By Norman Deane, MD. Price, $6.75. Pp 198, with illustrations. Prentice-Hall, Inc, Route 9W, Englewood Cliffs, NJ 07632, 1966.

E. Lovell Becker, MD, Reviewer

Arch Intern Med. 1966;118(6):619.

Since this article does not have an abstract, we have provided the first 150 words of the full text PDF and any section headings.

Dr. Norman Deane, Associate Professor of Medicine at the New York Medical College, states in the introduction to his book that he plans to answer some of the questions he has received from medical students, house officers, and physicians concerning water and electrolyte disorders. With this idea in mind the author has been most successful in presenting a concise, well-organized, and highly practical discussion of the most frequent derangements of fluid and electrolyte metabolism.

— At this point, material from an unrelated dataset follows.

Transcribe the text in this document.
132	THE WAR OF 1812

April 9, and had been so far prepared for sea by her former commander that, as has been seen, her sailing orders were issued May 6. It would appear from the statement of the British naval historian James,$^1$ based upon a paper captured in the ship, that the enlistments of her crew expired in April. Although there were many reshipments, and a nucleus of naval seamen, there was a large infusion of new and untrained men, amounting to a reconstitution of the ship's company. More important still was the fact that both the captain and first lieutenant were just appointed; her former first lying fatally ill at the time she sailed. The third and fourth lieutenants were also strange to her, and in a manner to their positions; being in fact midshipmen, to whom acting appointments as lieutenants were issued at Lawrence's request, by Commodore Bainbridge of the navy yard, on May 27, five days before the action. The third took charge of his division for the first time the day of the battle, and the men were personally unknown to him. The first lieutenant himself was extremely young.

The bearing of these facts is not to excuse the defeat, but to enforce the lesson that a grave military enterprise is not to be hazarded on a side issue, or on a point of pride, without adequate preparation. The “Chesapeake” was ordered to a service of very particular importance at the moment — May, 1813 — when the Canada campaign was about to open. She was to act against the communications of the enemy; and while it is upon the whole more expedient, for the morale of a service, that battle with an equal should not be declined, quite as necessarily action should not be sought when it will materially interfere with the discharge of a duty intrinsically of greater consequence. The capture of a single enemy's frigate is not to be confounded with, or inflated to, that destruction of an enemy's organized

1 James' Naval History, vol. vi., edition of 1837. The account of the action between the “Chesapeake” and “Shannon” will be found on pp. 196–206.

Introducing each subject with an actual case history, the author proceeds to discuss sodium depletion, dehydration, and acidosis. Further, he gives practical suggestions for calculating deficits using accepted formulas that should prove helpful to the intern facing decisions in critically ill patients.

Dr. Deane's presentation of the subject of renal physiology is concise and well developed. Such subjects as the countercurrent mechanisms which so often are mentioned in passing or dealt with in confusing terms have . . . [Full Text PDF of this Article]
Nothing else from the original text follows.